First, take another breath, get quiet, and ask yourself these two simple and real wellness check questions:
How much do I think of God during my day?
How much do I think about the wellness of me?
Listen, your answer is probably not much different than the person climbing the corporate ladder or the social scene.
We so easily bypass and forget God.
And now, the only proper thing to do is repent.
Turn back to God.
Take some time to enjoy Him by simply thinking about Him and being with Him.
We do being with God by being present to HIm in our bodies and with our bodies.
We can encounter His pleasure right now—because His heart overflows with delight and pleasure towards anyone who chooses Him.
Second, our life is probably too busy and too noisy. At best, we spend a little time with Him in the morning, and then we get on with our high-speed, noisy day—entertaining and informing our minds with all forms of podcasts, video and media.
Try setting a goal today of turning the inner posture of your heart toward God in the middle of your hectic day. It only takes one minute. Surely we can give Him one intentional, hard fought hallelujah, minute.
Here’s what I do:
I turn my face toward God.
I take a breath, drop my shoulders, throw my head back into the cradle of my scapula blades, widen my heart, and say,
“Jesus, I love you. Jesus, I trust you.”
I say it a few times until I sense the peace in my body—the peace God wired my nervous system to receive.
I’m going to keep showing up in your inbox with the best of what I’ve got—so you can love God with all of who you are.

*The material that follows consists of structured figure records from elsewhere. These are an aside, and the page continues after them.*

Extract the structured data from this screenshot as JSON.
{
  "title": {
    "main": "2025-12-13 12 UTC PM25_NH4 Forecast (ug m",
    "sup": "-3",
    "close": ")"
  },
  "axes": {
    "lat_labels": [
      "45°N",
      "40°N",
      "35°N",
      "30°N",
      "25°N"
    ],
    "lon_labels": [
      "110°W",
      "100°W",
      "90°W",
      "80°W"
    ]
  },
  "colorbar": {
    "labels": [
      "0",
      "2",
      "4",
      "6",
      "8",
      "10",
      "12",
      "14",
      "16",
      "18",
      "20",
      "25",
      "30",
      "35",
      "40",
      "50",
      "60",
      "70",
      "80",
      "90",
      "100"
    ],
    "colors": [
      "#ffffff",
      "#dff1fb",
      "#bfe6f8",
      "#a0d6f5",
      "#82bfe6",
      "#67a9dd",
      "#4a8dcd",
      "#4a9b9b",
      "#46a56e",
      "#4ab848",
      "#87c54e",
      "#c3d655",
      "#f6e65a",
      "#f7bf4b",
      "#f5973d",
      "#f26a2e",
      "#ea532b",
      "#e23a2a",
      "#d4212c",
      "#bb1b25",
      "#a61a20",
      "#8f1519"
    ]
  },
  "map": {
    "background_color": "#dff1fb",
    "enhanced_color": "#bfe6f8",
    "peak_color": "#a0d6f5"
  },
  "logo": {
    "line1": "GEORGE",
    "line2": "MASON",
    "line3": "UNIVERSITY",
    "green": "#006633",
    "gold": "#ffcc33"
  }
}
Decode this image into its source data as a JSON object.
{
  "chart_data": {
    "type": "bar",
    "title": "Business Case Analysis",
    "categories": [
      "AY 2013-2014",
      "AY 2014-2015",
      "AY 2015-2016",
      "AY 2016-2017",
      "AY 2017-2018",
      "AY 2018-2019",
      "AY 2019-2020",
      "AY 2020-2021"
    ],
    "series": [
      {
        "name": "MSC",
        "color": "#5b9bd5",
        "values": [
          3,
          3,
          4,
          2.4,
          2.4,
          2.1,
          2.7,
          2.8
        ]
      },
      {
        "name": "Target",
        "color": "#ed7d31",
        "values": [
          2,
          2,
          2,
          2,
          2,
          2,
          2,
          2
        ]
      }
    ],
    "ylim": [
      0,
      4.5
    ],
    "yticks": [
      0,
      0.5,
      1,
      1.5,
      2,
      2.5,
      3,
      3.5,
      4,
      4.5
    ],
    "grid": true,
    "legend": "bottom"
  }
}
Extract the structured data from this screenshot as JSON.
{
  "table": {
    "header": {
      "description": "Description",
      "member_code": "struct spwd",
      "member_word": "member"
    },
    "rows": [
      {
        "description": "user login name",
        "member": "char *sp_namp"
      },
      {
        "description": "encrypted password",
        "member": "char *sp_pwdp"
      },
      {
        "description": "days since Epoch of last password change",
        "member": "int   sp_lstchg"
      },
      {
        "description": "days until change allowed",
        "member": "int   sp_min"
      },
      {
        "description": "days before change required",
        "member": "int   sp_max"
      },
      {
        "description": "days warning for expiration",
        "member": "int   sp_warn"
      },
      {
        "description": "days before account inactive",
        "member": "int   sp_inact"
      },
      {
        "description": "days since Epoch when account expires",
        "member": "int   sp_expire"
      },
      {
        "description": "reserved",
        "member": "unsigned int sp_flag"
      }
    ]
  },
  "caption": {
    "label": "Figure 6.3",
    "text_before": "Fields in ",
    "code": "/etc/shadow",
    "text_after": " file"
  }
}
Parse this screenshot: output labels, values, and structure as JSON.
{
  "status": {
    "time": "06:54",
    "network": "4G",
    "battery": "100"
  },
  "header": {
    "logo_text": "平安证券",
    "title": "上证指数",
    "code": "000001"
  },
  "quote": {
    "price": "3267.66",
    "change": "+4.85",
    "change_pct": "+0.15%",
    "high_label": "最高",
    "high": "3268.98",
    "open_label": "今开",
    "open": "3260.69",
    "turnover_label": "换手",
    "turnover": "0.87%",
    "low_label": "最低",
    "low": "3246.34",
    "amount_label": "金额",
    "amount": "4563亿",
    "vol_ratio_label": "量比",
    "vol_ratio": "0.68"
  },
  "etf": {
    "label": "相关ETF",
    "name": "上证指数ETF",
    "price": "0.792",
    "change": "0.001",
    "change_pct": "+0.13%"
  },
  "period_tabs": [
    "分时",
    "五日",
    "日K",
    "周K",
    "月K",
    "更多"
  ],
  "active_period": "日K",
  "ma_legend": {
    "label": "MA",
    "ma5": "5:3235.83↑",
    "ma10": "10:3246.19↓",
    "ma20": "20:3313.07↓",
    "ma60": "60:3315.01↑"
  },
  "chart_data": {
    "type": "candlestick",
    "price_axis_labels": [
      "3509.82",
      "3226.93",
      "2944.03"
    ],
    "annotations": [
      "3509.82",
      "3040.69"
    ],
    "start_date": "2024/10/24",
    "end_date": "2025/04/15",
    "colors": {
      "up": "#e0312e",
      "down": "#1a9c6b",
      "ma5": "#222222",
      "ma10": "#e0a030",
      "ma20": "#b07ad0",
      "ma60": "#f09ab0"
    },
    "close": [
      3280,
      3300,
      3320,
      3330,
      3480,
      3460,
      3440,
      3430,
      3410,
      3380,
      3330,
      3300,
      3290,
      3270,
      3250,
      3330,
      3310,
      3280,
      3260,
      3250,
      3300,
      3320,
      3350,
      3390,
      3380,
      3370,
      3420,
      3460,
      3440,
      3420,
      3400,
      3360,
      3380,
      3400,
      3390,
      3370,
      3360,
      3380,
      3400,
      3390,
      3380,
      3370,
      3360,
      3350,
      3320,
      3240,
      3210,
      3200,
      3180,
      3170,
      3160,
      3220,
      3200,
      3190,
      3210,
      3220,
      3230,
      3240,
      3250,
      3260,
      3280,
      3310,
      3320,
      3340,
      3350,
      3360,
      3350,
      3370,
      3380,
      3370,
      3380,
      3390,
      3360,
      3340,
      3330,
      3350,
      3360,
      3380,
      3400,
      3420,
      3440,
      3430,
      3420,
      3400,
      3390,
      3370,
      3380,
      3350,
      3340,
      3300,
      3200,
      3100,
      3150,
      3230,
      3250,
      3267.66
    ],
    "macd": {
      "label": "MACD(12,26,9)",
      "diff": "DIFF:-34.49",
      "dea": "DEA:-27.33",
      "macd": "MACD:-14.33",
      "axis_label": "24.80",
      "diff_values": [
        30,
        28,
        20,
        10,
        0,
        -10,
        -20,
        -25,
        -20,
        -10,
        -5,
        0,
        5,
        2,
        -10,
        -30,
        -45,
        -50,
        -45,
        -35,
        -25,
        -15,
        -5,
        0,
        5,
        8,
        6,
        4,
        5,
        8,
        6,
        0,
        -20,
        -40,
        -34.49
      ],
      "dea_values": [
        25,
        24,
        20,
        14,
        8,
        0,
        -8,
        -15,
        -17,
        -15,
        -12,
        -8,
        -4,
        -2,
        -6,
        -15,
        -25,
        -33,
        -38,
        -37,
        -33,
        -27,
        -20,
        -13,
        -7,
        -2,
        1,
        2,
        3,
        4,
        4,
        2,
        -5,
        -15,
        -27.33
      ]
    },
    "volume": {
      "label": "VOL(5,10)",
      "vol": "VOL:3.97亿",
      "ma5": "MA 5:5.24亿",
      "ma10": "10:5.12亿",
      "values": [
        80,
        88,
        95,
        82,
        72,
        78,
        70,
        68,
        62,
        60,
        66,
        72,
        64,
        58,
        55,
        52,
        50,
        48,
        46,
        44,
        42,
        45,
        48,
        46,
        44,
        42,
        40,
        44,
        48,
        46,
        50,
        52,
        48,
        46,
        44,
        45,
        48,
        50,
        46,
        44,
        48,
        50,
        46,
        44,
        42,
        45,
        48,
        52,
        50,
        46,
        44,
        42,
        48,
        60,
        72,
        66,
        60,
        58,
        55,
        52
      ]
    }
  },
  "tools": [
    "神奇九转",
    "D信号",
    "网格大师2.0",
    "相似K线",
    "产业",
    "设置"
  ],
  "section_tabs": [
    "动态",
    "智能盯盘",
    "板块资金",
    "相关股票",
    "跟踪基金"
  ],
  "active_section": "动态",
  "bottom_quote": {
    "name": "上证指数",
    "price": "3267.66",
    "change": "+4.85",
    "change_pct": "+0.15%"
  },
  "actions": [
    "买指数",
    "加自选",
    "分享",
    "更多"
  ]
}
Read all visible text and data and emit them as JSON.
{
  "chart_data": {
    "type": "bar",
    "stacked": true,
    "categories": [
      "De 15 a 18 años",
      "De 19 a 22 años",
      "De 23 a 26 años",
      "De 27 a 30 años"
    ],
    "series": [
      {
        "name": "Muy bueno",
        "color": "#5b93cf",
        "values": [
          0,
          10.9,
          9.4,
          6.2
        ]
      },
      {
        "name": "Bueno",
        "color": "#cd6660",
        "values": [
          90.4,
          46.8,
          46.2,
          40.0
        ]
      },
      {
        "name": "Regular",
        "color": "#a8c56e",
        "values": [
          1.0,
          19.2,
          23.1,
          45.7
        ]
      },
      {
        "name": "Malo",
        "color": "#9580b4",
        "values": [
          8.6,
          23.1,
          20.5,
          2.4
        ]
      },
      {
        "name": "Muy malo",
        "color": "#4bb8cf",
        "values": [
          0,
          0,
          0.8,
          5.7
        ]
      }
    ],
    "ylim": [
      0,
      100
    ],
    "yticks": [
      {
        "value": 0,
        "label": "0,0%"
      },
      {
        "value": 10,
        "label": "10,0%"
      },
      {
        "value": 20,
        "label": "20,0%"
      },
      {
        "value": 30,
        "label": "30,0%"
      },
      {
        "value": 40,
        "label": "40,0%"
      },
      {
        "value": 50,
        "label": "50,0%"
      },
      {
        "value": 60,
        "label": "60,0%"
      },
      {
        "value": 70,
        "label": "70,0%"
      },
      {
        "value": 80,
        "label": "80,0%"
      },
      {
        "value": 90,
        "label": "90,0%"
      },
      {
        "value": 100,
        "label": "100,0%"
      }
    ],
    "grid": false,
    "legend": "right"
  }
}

That includes your body.
Just do me a favor: keep your heart and hands clean.
We’ll all know we are growing in TRUE bodily health when our hearts look more and more like Jesus’s—with “others-centered love freely given.”
What our bodies look and feel like are not as important as looking more like God.
Here’s this weekend’s walk and talk with me.
I share all the goodness of God I saw in the land of the living last week at our first-ever Health Summit, as well as at Rev On the Road in Denver, CO.
I think it will encourage you as much as it encouraged me.
Peace,
Alisa
Tyler Staton does the midday prayer on the Lectio 365 app. The app (part of the 24-7 Prayer movement) offers morning, noon, and evening prayers using Lectio Divina, the Lord‘s Prayer, and the Examen. I wanted to share because it has been a wonderful resource for me to develop my daily rhythm/habit of prayer. Thank you for your leadership, Alisa.
Standing tall, head up! Thanks for those reminders today!
I am going inform my sister in law who lives in MI of the health summit in September and will be praying here in Botswana that the Lord will graciously do it again!